403 error can't solve

[otakudes]

I have two sites I'm running suPHP on. One is a static site. I started getting a 403 error a few days ago. I have tried checking file permissions (folder 755, file 644), group permissions user:user. Everything looks okay. Nothing is showing up in my error log for this. I made some fatal changes on my .htaccess file to make sure error log is working. It is. Any ideas what I missed? I'm hoping something simple. I tried reloading a backup from a couple months ago and the error is still showing up

manuel's web site map

www.manuelsweb.com

 

[andrew.n]

What does /usr/local/apache/logs/error_log say?

 

[otakudes]

I'm viewing /var/log/apache2/error_log. It appears to be the same as your error log. It doesn't mention the 403 error.

 

[andrew.n]

Do you get the same for html, php extensions as well?

 

[otakudes]

Yes. It doesn't look like error log is recording these. I do see a few 403 in the log though

[Wed Feb 17 18:30:20.914720 2021] [:error] [pid 9120] [client 171.25.193.20:21335] [client 171.25.193.20] ModSecurity: Access denied with code 403 (phase 2). Match of "rbl nxd
[Wed Feb 17 18:31:55.921580 2021] [:error] [pid 14492] [client 31.220.40.240:50748] [client 31.220.40.240] ModSecurity: Warning. String match "/.env" at REQUEST_FILENAME. [fil
[Wed Feb 17 18:31:55.990894 2021] [:error] [pid 9120] [client 31.220.40.240:50740] [client 31.220.40.240] ModSecurity: Access denied with code 403 (phase 2). Match of "rbl nxd

 

[otakudes]

It's ModSecurity. I set Rules Engine to Do Not Process Rules and pages loaded again. I need to figure out why.

EDIT:
I disabled cPanels OWASP rules. ConfigServer has it's own. Maybe they were conflicting.

 

[andrew.n]

Glad you figured it out!

 

[cPRex]

You may get more details by checking the /etc/apache2/logs/modsec_audit.log file on the system as that would have specific details on what modsec is doing.

 

[otakudes]

You may get more details by checking the /etc/apache2/logs/modsec_audit.log file on the system as that would have specific details on what modsec is doing.

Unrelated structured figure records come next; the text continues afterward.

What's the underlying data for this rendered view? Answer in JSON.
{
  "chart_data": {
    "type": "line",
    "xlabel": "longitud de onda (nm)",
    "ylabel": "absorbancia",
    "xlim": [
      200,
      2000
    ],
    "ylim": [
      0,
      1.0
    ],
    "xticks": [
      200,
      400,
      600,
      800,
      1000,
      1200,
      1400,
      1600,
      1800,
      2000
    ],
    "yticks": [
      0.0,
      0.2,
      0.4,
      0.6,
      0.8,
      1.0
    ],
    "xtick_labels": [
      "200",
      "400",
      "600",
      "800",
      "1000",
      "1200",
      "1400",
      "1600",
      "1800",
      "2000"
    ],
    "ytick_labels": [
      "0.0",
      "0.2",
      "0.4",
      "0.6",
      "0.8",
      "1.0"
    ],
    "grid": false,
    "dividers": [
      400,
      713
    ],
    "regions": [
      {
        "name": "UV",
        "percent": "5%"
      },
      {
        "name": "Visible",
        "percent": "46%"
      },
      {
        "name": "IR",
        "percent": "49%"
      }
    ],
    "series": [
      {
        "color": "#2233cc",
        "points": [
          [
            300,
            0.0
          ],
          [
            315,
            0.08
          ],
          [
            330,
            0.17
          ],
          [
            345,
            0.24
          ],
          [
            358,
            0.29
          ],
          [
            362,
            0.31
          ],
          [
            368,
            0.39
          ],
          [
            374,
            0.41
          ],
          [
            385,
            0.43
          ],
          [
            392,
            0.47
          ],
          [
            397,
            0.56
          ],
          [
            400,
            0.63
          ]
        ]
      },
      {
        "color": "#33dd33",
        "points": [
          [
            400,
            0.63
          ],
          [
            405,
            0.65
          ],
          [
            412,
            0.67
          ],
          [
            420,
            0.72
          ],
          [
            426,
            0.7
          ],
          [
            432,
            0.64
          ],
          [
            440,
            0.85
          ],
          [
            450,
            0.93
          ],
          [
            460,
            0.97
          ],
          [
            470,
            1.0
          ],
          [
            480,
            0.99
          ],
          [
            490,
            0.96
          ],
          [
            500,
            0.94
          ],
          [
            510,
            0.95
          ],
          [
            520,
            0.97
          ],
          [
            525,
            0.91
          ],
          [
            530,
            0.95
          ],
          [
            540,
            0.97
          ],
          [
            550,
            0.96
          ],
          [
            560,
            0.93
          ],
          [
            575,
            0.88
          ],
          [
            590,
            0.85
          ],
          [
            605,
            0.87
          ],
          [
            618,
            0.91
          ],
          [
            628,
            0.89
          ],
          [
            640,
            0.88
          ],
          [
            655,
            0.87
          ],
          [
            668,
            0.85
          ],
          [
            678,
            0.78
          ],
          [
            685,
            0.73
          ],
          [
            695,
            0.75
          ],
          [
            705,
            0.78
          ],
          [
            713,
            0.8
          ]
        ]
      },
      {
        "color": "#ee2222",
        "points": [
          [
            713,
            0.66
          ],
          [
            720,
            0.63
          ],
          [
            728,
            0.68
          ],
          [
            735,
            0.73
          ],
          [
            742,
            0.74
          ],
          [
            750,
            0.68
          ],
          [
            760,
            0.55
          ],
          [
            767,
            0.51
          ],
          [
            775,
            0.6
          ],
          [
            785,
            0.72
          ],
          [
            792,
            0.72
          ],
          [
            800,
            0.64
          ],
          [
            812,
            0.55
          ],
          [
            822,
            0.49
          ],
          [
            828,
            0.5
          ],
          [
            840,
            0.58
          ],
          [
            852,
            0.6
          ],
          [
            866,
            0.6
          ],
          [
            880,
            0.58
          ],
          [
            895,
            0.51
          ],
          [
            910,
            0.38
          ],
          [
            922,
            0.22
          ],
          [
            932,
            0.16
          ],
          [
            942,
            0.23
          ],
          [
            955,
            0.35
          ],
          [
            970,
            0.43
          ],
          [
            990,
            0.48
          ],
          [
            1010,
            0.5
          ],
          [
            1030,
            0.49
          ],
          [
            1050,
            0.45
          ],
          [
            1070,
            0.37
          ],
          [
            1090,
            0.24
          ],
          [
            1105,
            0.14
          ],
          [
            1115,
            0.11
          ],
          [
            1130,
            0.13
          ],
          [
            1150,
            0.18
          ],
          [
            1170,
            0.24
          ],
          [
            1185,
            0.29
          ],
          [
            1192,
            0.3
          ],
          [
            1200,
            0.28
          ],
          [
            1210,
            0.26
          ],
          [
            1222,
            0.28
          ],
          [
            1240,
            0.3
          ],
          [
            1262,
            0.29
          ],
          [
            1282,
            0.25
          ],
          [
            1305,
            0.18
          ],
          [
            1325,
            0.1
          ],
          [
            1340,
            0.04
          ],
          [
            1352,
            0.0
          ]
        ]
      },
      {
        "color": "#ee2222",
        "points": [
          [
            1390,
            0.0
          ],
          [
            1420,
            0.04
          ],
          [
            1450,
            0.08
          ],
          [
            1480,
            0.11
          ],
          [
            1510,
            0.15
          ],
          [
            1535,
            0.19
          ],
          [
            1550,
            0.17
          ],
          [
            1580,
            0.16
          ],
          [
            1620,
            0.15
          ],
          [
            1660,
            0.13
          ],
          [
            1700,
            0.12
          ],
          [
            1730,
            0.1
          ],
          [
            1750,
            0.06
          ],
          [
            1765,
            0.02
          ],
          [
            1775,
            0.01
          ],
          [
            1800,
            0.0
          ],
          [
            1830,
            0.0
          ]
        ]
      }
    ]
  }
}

It appears to be rule# 911100 but I have no idea why it would do this.

 

[cPRex]

It's nothing you're doing wrong - sometimes ModSecurity just gives false positives, as any security tool sometimes can.

You can try disabling that rule on the server to see if that gets things working well. We have an article that explains that process here: How can I disable a ModSecurity rule?

 

[otakudes]

I had to uninstall OWASP rules in EasyApache. I had them disabled but cPanel reenabled them causing the error again.

 

[cPRex]

I would not expect cPanel to activate a set of rules on the system. If you are able to reproduce that issue, can you let me know the steps you took to make that happen so I can do some testing on my end?